So what does CSR mean to you?

More importantly what exactly does it mean to those who claim to be practicing a socially responsible agenda?

The revelation that some of our biggest banks have been exploiting charity tax laws has shocked many.

But the biggest surprise is surely the fact that they weren’t clever enough to disguise what they were doing.

The initial revelation was sparked by the Northern Rock debacle, but further investigation has shown how it has become common practice for banks to raise billions of pounds in funds through complex financial deals that use supposedly charitable trusts which are not donating a penny to good causes.

I tend to agree with Patrick Butler’s suggestion that such one-sided and exploitative relationships are par for the course and invariably fall under the conveniently sexy banner of Corporate Social Responsibility.

CSR is hot stuff these days. Everyone is at it. And if they’re not at it, they are starting to get a bit twitchy about being classed as the big, bad, unfeeling, uncaring and unacceptable face of corporateland.

Yet I am not always entirely convinced that some really understand what CSR is.
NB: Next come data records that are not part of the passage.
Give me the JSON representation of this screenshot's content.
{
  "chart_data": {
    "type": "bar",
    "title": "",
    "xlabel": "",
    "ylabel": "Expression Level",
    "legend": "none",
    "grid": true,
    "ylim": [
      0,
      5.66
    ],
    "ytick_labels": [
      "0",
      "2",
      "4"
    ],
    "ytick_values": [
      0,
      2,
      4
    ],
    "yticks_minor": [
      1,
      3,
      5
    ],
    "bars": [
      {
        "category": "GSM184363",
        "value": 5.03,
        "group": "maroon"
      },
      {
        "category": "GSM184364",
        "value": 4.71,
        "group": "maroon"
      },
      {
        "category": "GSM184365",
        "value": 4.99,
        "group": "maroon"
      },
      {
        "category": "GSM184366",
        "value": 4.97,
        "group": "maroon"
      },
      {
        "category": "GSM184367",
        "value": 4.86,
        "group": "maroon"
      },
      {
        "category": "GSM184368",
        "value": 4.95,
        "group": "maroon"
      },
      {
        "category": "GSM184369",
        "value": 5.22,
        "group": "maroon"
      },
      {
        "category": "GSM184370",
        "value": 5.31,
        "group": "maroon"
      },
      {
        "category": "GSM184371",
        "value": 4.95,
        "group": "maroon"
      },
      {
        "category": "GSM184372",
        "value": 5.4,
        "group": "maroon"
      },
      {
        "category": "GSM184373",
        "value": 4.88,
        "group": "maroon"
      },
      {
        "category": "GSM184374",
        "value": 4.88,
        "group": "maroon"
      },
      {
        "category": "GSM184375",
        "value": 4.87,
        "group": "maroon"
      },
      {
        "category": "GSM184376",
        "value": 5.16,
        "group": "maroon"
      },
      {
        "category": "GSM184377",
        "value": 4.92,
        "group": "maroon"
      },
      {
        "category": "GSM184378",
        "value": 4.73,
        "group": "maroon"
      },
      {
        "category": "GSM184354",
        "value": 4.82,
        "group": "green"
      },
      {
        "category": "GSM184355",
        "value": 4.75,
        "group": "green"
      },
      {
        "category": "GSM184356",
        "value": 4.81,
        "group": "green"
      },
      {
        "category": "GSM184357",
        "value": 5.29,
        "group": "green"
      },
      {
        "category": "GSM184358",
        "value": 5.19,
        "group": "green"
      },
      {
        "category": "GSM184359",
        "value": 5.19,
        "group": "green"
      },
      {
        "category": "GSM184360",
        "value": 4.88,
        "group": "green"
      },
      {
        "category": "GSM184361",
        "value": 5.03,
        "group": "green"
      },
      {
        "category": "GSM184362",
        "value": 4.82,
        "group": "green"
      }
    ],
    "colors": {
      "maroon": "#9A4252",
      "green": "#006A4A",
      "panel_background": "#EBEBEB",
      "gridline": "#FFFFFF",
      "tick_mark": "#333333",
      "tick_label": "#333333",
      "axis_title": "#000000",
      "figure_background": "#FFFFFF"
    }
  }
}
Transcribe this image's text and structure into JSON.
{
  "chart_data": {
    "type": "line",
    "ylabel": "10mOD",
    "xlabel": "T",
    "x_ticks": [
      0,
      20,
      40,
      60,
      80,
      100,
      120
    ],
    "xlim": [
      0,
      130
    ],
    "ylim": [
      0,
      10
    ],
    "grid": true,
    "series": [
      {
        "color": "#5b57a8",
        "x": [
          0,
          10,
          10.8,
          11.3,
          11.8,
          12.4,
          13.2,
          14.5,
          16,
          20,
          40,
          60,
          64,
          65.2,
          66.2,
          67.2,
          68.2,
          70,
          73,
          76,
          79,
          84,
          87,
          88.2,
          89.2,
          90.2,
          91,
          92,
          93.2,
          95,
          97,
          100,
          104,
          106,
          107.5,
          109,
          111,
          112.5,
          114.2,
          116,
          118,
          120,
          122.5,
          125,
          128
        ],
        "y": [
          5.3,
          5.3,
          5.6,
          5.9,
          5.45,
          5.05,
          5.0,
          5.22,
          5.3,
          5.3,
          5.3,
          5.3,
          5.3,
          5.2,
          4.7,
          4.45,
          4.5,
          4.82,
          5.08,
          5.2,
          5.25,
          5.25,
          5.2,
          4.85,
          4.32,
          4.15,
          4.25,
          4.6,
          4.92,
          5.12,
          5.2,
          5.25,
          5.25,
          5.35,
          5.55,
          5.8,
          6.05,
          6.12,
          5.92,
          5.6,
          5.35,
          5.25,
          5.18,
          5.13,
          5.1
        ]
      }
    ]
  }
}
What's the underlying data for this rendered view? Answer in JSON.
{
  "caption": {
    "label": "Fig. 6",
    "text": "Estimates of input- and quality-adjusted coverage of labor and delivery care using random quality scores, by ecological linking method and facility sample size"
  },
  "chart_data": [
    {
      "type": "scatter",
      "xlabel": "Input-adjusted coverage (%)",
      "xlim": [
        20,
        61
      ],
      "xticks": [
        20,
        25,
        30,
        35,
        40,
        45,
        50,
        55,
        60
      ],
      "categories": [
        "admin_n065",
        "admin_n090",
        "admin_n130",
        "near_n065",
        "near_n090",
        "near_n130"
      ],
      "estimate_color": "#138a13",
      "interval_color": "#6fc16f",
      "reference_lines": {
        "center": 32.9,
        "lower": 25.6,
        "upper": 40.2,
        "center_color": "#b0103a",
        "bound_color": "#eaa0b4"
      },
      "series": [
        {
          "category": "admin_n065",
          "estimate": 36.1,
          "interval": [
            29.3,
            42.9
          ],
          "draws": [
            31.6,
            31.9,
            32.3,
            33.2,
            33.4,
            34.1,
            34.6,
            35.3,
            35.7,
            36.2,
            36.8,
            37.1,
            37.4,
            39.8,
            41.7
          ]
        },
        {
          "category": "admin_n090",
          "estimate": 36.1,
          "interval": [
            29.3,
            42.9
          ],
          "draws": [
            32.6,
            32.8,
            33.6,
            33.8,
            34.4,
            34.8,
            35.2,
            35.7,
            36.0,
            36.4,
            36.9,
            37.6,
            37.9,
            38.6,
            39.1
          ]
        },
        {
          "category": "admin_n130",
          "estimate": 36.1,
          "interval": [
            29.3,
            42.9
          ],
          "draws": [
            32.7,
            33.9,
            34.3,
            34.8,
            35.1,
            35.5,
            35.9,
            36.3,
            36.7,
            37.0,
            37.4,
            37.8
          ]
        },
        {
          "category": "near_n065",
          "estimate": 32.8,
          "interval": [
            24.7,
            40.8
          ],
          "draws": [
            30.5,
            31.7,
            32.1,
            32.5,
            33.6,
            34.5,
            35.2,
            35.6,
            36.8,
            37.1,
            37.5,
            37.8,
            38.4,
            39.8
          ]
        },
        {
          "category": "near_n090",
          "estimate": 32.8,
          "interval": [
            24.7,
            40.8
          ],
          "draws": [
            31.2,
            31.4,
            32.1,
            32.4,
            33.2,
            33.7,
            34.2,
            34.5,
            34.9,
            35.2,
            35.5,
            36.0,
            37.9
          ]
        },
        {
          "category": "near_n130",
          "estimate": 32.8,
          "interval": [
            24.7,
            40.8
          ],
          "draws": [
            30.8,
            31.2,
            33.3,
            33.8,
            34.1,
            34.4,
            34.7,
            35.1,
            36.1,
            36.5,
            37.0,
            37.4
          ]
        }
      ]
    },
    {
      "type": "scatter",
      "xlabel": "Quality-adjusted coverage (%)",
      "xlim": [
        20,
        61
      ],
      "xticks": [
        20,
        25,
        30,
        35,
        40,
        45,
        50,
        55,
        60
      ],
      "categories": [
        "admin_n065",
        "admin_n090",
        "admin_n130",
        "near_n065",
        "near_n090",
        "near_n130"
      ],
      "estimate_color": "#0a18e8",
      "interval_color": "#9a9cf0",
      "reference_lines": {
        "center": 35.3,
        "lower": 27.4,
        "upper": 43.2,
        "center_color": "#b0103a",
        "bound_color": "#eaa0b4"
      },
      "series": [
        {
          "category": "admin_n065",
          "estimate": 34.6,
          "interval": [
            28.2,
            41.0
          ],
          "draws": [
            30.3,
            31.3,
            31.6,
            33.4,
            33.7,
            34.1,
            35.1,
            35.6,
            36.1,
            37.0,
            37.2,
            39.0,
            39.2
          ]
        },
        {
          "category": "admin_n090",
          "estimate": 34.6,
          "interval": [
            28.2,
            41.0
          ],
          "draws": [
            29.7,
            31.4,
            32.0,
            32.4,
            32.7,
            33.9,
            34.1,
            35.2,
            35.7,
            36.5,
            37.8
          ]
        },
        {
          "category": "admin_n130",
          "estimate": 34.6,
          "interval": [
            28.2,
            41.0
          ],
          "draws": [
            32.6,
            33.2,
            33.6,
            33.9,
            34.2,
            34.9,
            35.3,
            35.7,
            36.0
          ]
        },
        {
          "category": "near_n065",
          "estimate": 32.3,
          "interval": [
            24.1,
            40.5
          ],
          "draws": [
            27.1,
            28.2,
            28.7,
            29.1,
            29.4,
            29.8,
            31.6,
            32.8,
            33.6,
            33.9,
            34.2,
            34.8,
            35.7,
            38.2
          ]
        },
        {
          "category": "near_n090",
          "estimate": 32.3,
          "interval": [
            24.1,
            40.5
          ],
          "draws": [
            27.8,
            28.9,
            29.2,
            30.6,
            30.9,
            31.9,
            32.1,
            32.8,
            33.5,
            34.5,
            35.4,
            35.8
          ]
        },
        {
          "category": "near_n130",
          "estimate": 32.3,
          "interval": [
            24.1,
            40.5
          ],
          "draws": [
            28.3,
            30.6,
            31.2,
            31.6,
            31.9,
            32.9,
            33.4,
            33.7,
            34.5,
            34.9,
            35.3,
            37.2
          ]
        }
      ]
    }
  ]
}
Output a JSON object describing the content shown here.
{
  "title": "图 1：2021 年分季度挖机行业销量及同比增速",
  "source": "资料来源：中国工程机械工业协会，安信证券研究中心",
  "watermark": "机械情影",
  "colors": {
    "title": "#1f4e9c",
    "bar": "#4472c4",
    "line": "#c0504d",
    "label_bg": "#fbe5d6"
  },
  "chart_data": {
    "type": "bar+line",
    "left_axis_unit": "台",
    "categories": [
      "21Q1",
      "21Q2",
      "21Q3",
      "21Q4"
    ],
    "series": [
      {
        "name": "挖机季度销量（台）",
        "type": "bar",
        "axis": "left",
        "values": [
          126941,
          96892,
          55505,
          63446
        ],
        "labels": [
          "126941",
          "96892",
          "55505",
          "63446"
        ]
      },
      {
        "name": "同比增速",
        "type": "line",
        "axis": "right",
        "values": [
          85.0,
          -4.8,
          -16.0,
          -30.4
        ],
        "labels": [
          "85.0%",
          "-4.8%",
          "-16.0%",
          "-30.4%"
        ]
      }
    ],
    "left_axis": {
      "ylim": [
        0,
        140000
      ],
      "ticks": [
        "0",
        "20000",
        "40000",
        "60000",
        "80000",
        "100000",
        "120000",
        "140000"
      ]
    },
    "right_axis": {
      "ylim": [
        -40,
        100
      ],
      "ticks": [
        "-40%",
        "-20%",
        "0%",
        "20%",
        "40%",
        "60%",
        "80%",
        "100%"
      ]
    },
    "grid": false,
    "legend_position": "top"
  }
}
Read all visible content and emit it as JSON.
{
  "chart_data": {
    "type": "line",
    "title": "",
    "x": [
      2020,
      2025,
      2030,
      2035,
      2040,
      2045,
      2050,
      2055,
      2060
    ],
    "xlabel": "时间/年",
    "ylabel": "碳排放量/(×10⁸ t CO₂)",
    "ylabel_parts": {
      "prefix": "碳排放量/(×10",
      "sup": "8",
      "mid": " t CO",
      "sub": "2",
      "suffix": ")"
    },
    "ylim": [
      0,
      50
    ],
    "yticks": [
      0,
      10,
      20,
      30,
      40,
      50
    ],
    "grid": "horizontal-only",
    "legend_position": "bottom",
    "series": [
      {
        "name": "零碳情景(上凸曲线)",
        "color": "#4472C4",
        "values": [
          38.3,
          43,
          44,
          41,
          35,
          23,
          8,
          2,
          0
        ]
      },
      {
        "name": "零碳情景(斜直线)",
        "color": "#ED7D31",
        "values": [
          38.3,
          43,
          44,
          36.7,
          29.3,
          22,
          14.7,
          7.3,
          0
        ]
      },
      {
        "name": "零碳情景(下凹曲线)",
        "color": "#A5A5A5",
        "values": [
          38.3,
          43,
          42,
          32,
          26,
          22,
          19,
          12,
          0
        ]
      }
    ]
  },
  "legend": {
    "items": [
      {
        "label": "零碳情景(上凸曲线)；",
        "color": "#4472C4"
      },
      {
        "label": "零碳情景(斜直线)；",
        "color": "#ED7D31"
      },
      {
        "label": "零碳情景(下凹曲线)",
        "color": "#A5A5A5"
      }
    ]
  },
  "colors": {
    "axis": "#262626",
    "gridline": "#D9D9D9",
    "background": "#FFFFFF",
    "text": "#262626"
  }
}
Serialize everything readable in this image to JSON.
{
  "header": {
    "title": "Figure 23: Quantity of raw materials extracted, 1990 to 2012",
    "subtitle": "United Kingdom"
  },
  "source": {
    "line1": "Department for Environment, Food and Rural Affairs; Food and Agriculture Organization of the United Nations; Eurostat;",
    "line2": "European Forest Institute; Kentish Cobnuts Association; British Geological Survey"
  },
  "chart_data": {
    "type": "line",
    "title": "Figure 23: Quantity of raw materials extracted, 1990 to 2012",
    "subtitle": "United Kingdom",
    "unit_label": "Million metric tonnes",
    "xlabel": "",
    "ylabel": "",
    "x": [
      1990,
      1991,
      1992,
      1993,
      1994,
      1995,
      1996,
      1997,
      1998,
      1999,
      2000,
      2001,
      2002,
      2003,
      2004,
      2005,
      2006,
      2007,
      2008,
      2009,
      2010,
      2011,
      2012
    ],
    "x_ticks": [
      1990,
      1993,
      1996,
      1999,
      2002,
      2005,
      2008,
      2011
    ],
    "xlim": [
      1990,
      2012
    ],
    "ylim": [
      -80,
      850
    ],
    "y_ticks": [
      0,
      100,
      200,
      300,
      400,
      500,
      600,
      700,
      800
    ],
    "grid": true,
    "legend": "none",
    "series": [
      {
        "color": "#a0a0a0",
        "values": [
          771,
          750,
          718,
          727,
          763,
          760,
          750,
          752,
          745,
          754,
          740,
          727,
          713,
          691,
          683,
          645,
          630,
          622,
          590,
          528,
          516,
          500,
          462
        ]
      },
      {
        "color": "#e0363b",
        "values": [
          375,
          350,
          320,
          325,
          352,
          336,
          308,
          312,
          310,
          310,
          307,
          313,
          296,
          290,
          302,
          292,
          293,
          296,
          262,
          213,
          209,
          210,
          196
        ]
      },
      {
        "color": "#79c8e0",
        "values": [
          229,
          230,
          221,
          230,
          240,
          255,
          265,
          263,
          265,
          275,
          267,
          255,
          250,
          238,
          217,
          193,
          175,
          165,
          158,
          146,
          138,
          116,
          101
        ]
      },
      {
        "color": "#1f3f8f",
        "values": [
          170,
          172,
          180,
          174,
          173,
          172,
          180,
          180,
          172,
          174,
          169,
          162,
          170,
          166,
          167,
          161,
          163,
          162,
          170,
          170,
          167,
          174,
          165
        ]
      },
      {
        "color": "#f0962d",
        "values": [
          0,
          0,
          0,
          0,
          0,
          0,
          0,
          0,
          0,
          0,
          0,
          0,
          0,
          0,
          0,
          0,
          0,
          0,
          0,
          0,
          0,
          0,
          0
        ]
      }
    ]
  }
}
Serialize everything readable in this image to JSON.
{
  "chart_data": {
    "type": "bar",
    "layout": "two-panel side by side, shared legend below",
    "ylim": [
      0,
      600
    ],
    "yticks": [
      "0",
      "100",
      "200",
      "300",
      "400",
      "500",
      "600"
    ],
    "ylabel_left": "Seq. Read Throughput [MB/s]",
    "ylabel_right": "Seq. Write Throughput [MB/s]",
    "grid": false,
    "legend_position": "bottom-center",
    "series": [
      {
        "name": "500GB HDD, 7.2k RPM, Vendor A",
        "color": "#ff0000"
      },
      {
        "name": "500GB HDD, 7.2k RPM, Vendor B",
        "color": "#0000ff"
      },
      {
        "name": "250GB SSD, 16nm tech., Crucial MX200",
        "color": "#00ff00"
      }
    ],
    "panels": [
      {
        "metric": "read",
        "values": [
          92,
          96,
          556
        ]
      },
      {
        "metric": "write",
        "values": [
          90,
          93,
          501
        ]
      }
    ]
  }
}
They’re far happier putting a CSR label on something and hoping the outside world believes they are doing the right thing.

These days it is all about being seen to do the right thing. Even if you are a million miles away from actually achieving it, put a CSR label on it and the world smiles with you.

Banks exploiting charities thanks to a convenient loophole is no surprise.

The fact they were sloppy and complacent enough to get caught should form the basis of the real shock.

And yet even this arrogant shoddiness is nothing new these days.

So what does CSR mean?

How about Cunning, Spurious and Repellent?